Viendo La boda de Rachel, que le ha valido a Anne Hathaway una más bien inverosímil candidatura al Oscar –por ahora, Kate Winslet puede dormir tranquila-, se ve que la respuesta de Demme ha sido intentar actualizarse en lo que ha resultado ser una trampa para elefantes. El cineasta juega ahora a ser “moderno” y a estar a la última, aunque la apuesta resulte ser bastante débil. Se le nota demasiado que es un intento de coger un último tren profesional y no le sale un film sincero, sino impostado. Para entendernos, ha intentado realizar una película Dogma, al estilo de las que han popularizado en Europa el alucinado –y a veces alucinante- Lars Von Trier. Pero Demme llega tarde, pues hasta el padre del movimiento lo traiciona cuando le conviene.
En La boda de Rachel están todos los rasgos del Dogma. Cámara en mano, fotografía pretendidamente descuidada, saltos en el montaje, intento de los actores de ser y no parecer, etc. De hecho podría verse como una versión de las cumbres del movimiento danés, como es Celebración de Thomas Vinterberg, con su fiesta en la que estallan las tensiones larvadas largo tiempo en una familia. Demme demuestra ser un aplicado clon de los chicos de Lars, pero si ven la película hagan un experimento: imaginen la historia narrada rodada de forma convencional y se darán cuenta que es un simple melodrama de televisión vespertina hecho con ínfulas.
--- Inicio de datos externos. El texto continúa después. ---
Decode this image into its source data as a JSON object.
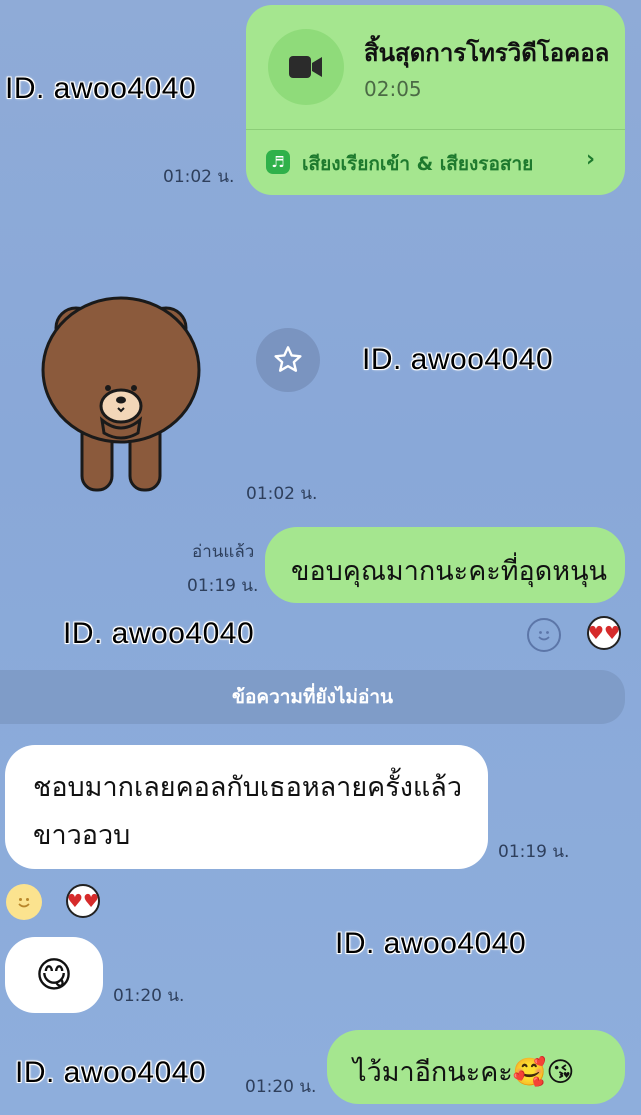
{
  "watermark": "ID. awoo4040",
  "call_card": {
    "title": "สิ้นสุดการโทรวิดีโอคอล",
    "duration": "02:05",
    "ringtone_label": "เสียงเรียกเข้า & เสียงรอสาย",
    "time": "01:02 น."
  },
  "sticker": {
    "time": "01:02 น."
  },
  "sent_message_1": {
    "text": "ขอบคุณมากนะคะที่อุดหนุน",
    "read_status": "อ่านแล้ว",
    "time": "01:19 น."
  },
  "unread_divider": "ข้อความที่ยังไม่อ่าน",
  "received_message_1": {
    "line1": "ชอบมากเลยคอลกับเธอหลายครั้งแล้ว",
    "line2": "ขาวอวบ",
    "time": "01:19 น."
  },
  "received_message_2": {
    "emoji": "😋",
    "time": "01:20 น."
  },
  "sent_message_2": {
    "text": "ไว้มาอีกนะคะ🥰😘",
    "time": "01:20 น."
  },
  "colors": {
    "bubble_green": "#a5e68f",
    "bubble_white": "#ffffff",
    "background": "#8eaedc",
    "divider": "#7f9cc8"
  }
}
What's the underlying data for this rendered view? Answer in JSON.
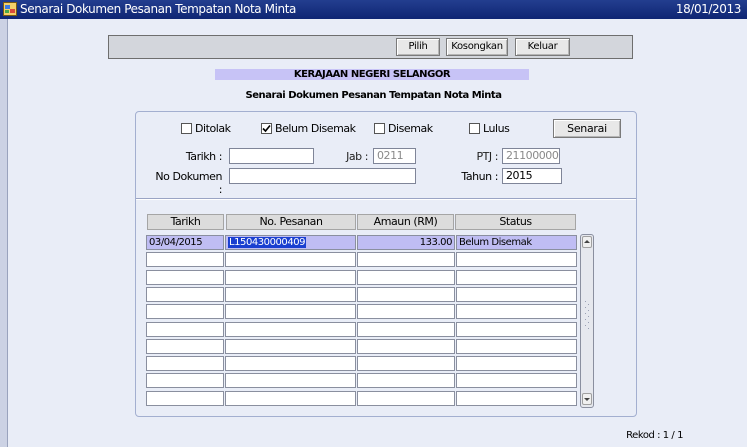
{
  "window": {
    "title": "Senarai Dokumen Pesanan Tempatan Nota Minta",
    "date": "18/01/2013"
  },
  "toolbar": {
    "pilih": "Pilih",
    "kosongkan": "Kosongkan",
    "keluar": "Keluar"
  },
  "header": {
    "agency": "KERAJAAN NEGERI SELANGOR",
    "subtitle": "Senarai Dokumen Pesanan Tempatan Nota Minta"
  },
  "filters": {
    "ditolak": {
      "label": "Ditolak",
      "checked": false
    },
    "belum_disemak": {
      "label": "Belum Disemak",
      "checked": true
    },
    "disemak": {
      "label": "Disemak",
      "checked": false
    },
    "lulus": {
      "label": "Lulus",
      "checked": false
    },
    "senarai_button": "Senarai"
  },
  "form": {
    "tarikh_label": "Tarikh :",
    "tarikh_value": "",
    "jab_label": "Jab :",
    "jab_value": "0211",
    "ptj_label": "PTJ :",
    "ptj_value": "21100000",
    "no_dokumen_label": "No Dokumen :",
    "no_dokumen_value": "",
    "tahun_label": "Tahun :",
    "tahun_value": "2015"
  },
  "grid": {
    "columns": [
      "Tarikh",
      "No. Pesanan",
      "Amaun (RM)",
      "Status"
    ],
    "rows": [
      {
        "tarikh": "03/04/2015",
        "no_pesanan": "L150430000409",
        "amaun": "133.00",
        "status": "Belum Disemak"
      },
      {
        "tarikh": "",
        "no_pesanan": "",
        "amaun": "",
        "status": ""
      },
      {
        "tarikh": "",
        "no_pesanan": "",
        "amaun": "",
        "status": ""
      },
      {
        "tarikh": "",
        "no_pesanan": "",
        "amaun": "",
        "status": ""
      },
      {
        "tarikh": "",
        "no_pesanan": "",
        "amaun": "",
        "status": ""
      },
      {
        "tarikh": "",
        "no_pesanan": "",
        "amaun": "",
        "status": ""
      },
      {
        "tarikh": "",
        "no_pesanan": "",
        "amaun": "",
        "status": ""
      },
      {
        "tarikh": "",
        "no_pesanan": "",
        "amaun": "",
        "status": ""
      },
      {
        "tarikh": "",
        "no_pesanan": "",
        "amaun": "",
        "status": ""
      },
      {
        "tarikh": "",
        "no_pesanan": "",
        "amaun": "",
        "status": ""
      }
    ]
  },
  "footer": {
    "rekod": "Rekod : 1 / 1"
  },
  "colors": {
    "titlebar": "#0e2573",
    "selected_row": "#bfbdf3",
    "text_highlight": "#1a3fd0",
    "header_strip": "#c7c3f6"
  }
}
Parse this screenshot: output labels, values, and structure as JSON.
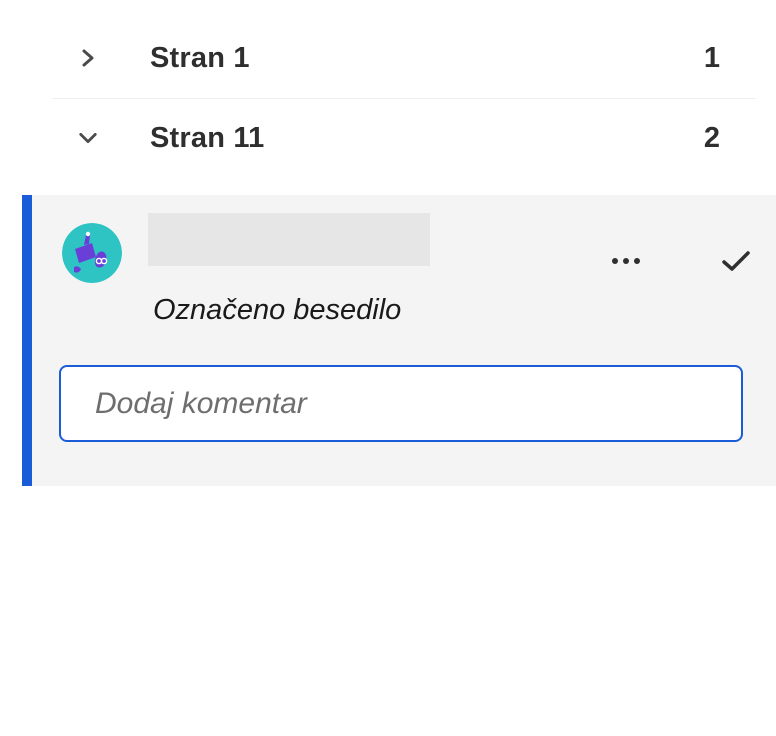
{
  "pages": [
    {
      "label": "Stran 1",
      "count": "1",
      "expanded": false,
      "chevron_icon": "chevron-right-icon"
    },
    {
      "label": "Stran 11",
      "count": "2",
      "expanded": true,
      "chevron_icon": "chevron-down-icon"
    }
  ],
  "comment": {
    "author_name": "",
    "avatar_icon": "user-avatar-icon",
    "more_icon": "more-options-icon",
    "resolve_icon": "checkmark-icon",
    "marked_text": "Označeno besedilo",
    "input": {
      "value": "",
      "placeholder": "Dodaj komentar"
    }
  },
  "colors": {
    "accent": "#1a5cd8",
    "card_background": "#f4f4f4",
    "avatar_background": "#2ec4c4",
    "avatar_figure": "#6a3fd8",
    "text": "#2f2f2f"
  }
}
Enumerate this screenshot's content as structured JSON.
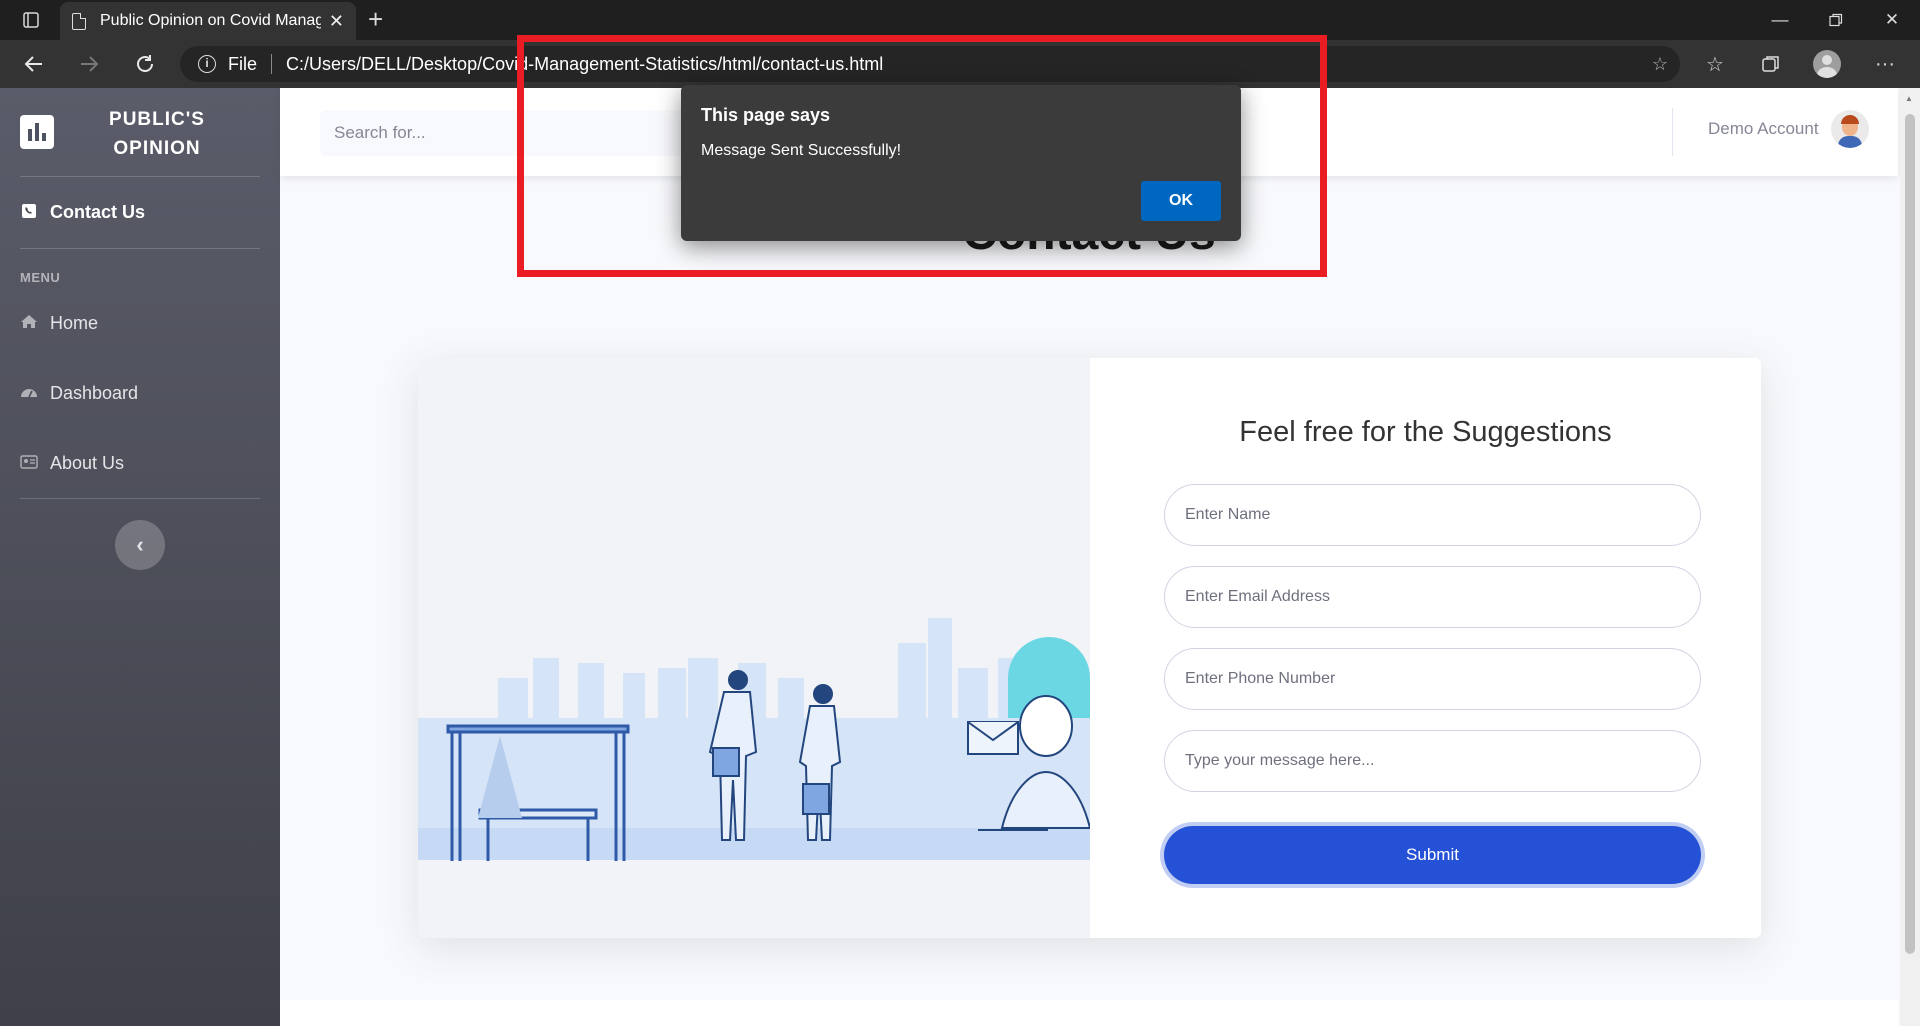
{
  "browser": {
    "tab_title": "Public Opinion on Covid Manage",
    "new_tab": "+",
    "url_scheme": "File",
    "url": "C:/Users/DELL/Desktop/Covid-Management-Statistics/html/contact-us.html"
  },
  "sidebar": {
    "brand_line1": "PUBLIC'S",
    "brand_line2": "OPINION",
    "active_item": "Contact Us",
    "menu_heading": "MENU",
    "items": [
      {
        "label": "Home",
        "icon": "home-icon"
      },
      {
        "label": "Dashboard",
        "icon": "tachometer-icon"
      },
      {
        "label": "About Us",
        "icon": "id-card-icon"
      }
    ],
    "toggle_glyph": "‹"
  },
  "topbar": {
    "search_placeholder": "Search for...",
    "account_name": "Demo Account"
  },
  "page": {
    "heading": "Contact Us"
  },
  "form": {
    "title": "Feel free for the Suggestions",
    "name_placeholder": "Enter Name",
    "email_placeholder": "Enter Email Address",
    "phone_placeholder": "Enter Phone Number",
    "message_placeholder": "Type your message here...",
    "submit_label": "Submit"
  },
  "dialog": {
    "title": "This page says",
    "message": "Message Sent Successfully!",
    "ok_label": "OK"
  },
  "colors": {
    "sidebar_top": "#5a5c69",
    "sidebar_bottom": "#3f4049",
    "submit_button": "#2451d6",
    "dialog_ok": "#0067c0",
    "highlight": "#ea1c24"
  }
}
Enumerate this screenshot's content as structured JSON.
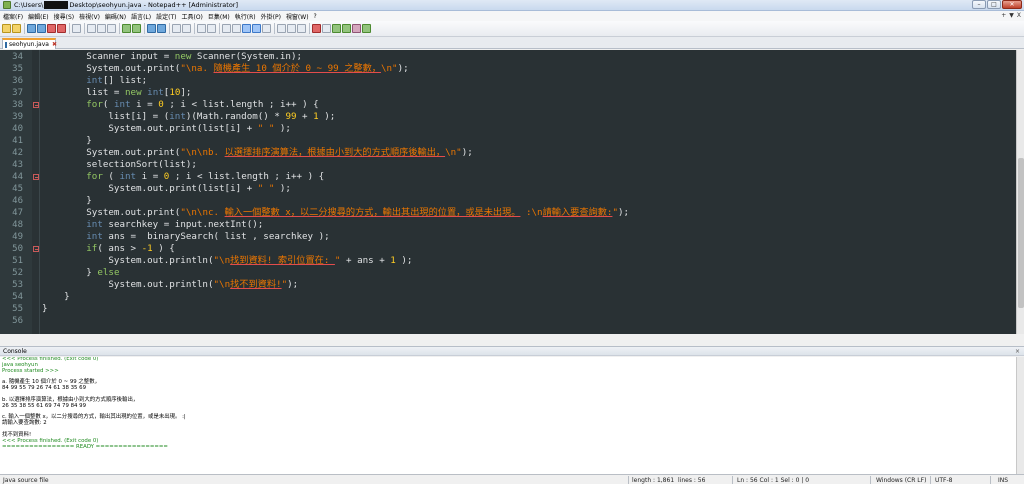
{
  "window": {
    "title_prefix": "C:\\Users\\",
    "title_suffix": "Desktop\\seohyun.java - Notepad++ [Administrator]",
    "controls": [
      "–",
      "□",
      "✕"
    ]
  },
  "menu": {
    "items": [
      "檔案(F)",
      "編輯(E)",
      "搜尋(S)",
      "檢視(V)",
      "編碼(N)",
      "語言(L)",
      "設定(T)",
      "工具(O)",
      "巨集(M)",
      "執行(R)",
      "外掛(P)",
      "視窗(W)",
      "?"
    ],
    "right": [
      "+",
      "▼",
      "X"
    ]
  },
  "toolbar": {
    "icons": [
      "new-file-icon",
      "open-file-icon",
      "save-icon",
      "save-all-icon",
      "close-icon",
      "close-all-icon",
      "print-icon",
      "cut-icon",
      "copy-icon",
      "paste-icon",
      "undo-icon",
      "redo-icon",
      "find-icon",
      "replace-icon",
      "zoom-in-icon",
      "zoom-out-icon",
      "sync-v-icon",
      "sync-h-icon",
      "wrap-icon",
      "all-chars-icon",
      "indent-guide-icon",
      "udl-icon",
      "doc-map-icon",
      "function-list-icon",
      "folder-workspace-icon",
      "monitoring-icon",
      "record-macro-icon",
      "stop-record-icon",
      "play-macro-icon",
      "play-multi-icon",
      "save-macro-icon",
      "run-icon"
    ]
  },
  "tab": {
    "label": "seohyun.java",
    "close": "✖"
  },
  "editor": {
    "lines": [
      {
        "n": "34",
        "fold": false,
        "indent": "        ",
        "parts": [
          [
            "",
            "Scanner input = "
          ],
          [
            "kw",
            "new"
          ],
          [
            "",
            " Scanner(System.in);"
          ]
        ]
      },
      {
        "n": "35",
        "fold": false,
        "indent": "        ",
        "parts": [
          [
            "",
            "System.out.print("
          ],
          [
            "st",
            "\"\\na. "
          ],
          [
            "stc",
            "隨機產生 10 個介於 0 ~ 99 之整數，"
          ],
          [
            "st",
            "\\n\""
          ],
          [
            "",
            ");"
          ]
        ]
      },
      {
        "n": "36",
        "fold": false,
        "indent": "        ",
        "parts": [
          [
            "ty",
            "int"
          ],
          [
            "",
            "[] list;"
          ]
        ]
      },
      {
        "n": "37",
        "fold": false,
        "indent": "        ",
        "parts": [
          [
            "",
            "list = "
          ],
          [
            "kw",
            "new"
          ],
          [
            "",
            " "
          ],
          [
            "ty",
            "int"
          ],
          [
            "",
            "["
          ],
          [
            "nm",
            "10"
          ],
          [
            "",
            "];"
          ]
        ]
      },
      {
        "n": "38",
        "fold": true,
        "indent": "        ",
        "parts": [
          [
            "kw",
            "for"
          ],
          [
            "",
            "( "
          ],
          [
            "ty",
            "int"
          ],
          [
            "",
            " i = "
          ],
          [
            "nm",
            "0"
          ],
          [
            "",
            " ; i < list.length ; i++ ) {"
          ]
        ]
      },
      {
        "n": "39",
        "fold": false,
        "indent": "            ",
        "parts": [
          [
            "",
            "list[i] = ("
          ],
          [
            "ty",
            "int"
          ],
          [
            "",
            ")(Math.random() * "
          ],
          [
            "nm",
            "99"
          ],
          [
            "",
            " + "
          ],
          [
            "nm",
            "1"
          ],
          [
            "",
            " );"
          ]
        ]
      },
      {
        "n": "40",
        "fold": false,
        "indent": "            ",
        "parts": [
          [
            "",
            "System.out.print(list[i] + "
          ],
          [
            "st",
            "\" \""
          ],
          [
            "",
            " );"
          ]
        ]
      },
      {
        "n": "41",
        "fold": false,
        "indent": "        ",
        "parts": [
          [
            "",
            "}"
          ]
        ]
      },
      {
        "n": "42",
        "fold": false,
        "indent": "        ",
        "parts": [
          [
            "",
            "System.out.print("
          ],
          [
            "st",
            "\"\\n\\nb. "
          ],
          [
            "stc",
            "以選擇排序演算法，根據由小到大的方式順序後輸出，"
          ],
          [
            "st",
            "\\n\""
          ],
          [
            "",
            ");"
          ]
        ]
      },
      {
        "n": "43",
        "fold": false,
        "indent": "        ",
        "parts": [
          [
            "",
            "selectionSort(list);"
          ]
        ]
      },
      {
        "n": "44",
        "fold": true,
        "indent": "        ",
        "parts": [
          [
            "kw",
            "for"
          ],
          [
            "",
            " ( "
          ],
          [
            "ty",
            "int"
          ],
          [
            "",
            " i = "
          ],
          [
            "nm",
            "0"
          ],
          [
            "",
            " ; i < list.length ; i++ ) {"
          ]
        ]
      },
      {
        "n": "45",
        "fold": false,
        "indent": "            ",
        "parts": [
          [
            "",
            "System.out.print(list[i] + "
          ],
          [
            "st",
            "\" \""
          ],
          [
            "",
            " );"
          ]
        ]
      },
      {
        "n": "46",
        "fold": false,
        "indent": "        ",
        "parts": [
          [
            "",
            "}"
          ]
        ]
      },
      {
        "n": "47",
        "fold": false,
        "indent": "        ",
        "parts": [
          [
            "",
            "System.out.print("
          ],
          [
            "st",
            "\"\\n\\nc. "
          ],
          [
            "stc",
            "輸入一個整數 x，以二分搜尋的方式，輸出其出現的位置，或是未出現。"
          ],
          [
            "st",
            " :\\n"
          ],
          [
            "stc",
            "請輸入要查詢數:"
          ],
          [
            "st",
            "\""
          ],
          [
            "",
            ");"
          ]
        ]
      },
      {
        "n": "48",
        "fold": false,
        "indent": "        ",
        "parts": [
          [
            "ty",
            "int"
          ],
          [
            "",
            " searchkey = input.nextInt();"
          ]
        ]
      },
      {
        "n": "49",
        "fold": false,
        "indent": "        ",
        "parts": [
          [
            "ty",
            "int"
          ],
          [
            "",
            " ans =  binarySearch( list , searchkey );"
          ]
        ]
      },
      {
        "n": "50",
        "fold": true,
        "indent": "        ",
        "parts": [
          [
            "kw",
            "if"
          ],
          [
            "",
            "( ans > "
          ],
          [
            "nm",
            "-1"
          ],
          [
            "",
            " ) {"
          ]
        ]
      },
      {
        "n": "51",
        "fold": false,
        "indent": "            ",
        "parts": [
          [
            "",
            "System.out.println("
          ],
          [
            "st",
            "\"\\n"
          ],
          [
            "stc",
            "找到資料! 索引位置在: "
          ],
          [
            "st",
            "\""
          ],
          [
            "",
            " + ans + "
          ],
          [
            "nm",
            "1"
          ],
          [
            "",
            " );"
          ]
        ]
      },
      {
        "n": "52",
        "fold": false,
        "indent": "        ",
        "parts": [
          [
            "",
            "} "
          ],
          [
            "kw",
            "else"
          ]
        ]
      },
      {
        "n": "53",
        "fold": false,
        "indent": "            ",
        "parts": [
          [
            "",
            "System.out.println("
          ],
          [
            "st",
            "\"\\n"
          ],
          [
            "stc",
            "找不到資料!"
          ],
          [
            "st",
            "\""
          ],
          [
            "",
            ");"
          ]
        ]
      },
      {
        "n": "54",
        "fold": false,
        "indent": "    ",
        "parts": [
          [
            "",
            "}"
          ]
        ]
      },
      {
        "n": "55",
        "fold": false,
        "indent": "",
        "parts": [
          [
            "",
            "}"
          ]
        ]
      },
      {
        "n": "56",
        "fold": false,
        "indent": "",
        "parts": []
      }
    ]
  },
  "console": {
    "title": "Console",
    "close": "×",
    "lines": [
      {
        "text": "<<< Process finished. (Exit code 0)",
        "green": true
      },
      {
        "text": "java seohyun",
        "green": true
      },
      {
        "text": "Process started >>>",
        "green": true
      },
      {
        "text": "",
        "green": false
      },
      {
        "text": "a. 隨機產生 10 個介於 0 ~ 99 之整數，",
        "green": false
      },
      {
        "text": "84 99 55 79 26 74 61 38 35 69",
        "green": false
      },
      {
        "text": "",
        "green": false
      },
      {
        "text": "b. 以選擇排序演算法，根據由小到大的方式順序後輸出，",
        "green": false
      },
      {
        "text": "26 35 38 55 61 69 74 79 84 99",
        "green": false
      },
      {
        "text": "",
        "green": false
      },
      {
        "text": "c. 輸入一個整數 x，以二分搜尋的方式，輸出其出現的位置，或是未出現。 :|",
        "green": false
      },
      {
        "text": "請輸入要查詢數: 2",
        "green": false
      },
      {
        "text": "",
        "green": false
      },
      {
        "text": "找不到資料!",
        "green": false
      },
      {
        "text": "<<< Process finished. (Exit code 0)",
        "green": true
      },
      {
        "text": "================ READY ================",
        "green": true
      }
    ]
  },
  "status": {
    "file_type": "Java source file",
    "length": "length : 1,861",
    "lines": "lines : 56",
    "position": "Ln : 56   Col : 1   Sel : 0 | 0",
    "eol": "Windows (CR LF)",
    "encoding": "UTF-8",
    "mode": "INS"
  }
}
Una hermosa colección de topicazos como hija problemática salida de la cárcel con un pasado traumático, recelos con la hermana favorita, etc., etc, etc. Topicazos que ni siquiera llegan al final, pues Demme, que trabaja donde trabaja después de todo, se saca un conclusión para que la gente no salga muy deshecha del cine. En su limbo de hígados regados con un buen Chianti el doctor Lecter debe estar decepcionado de ver cómo su antiguo director ha resultado ser tan falso como el mundo que detestaba.
¿Qué era el mismo que el del silencio? Qué triste.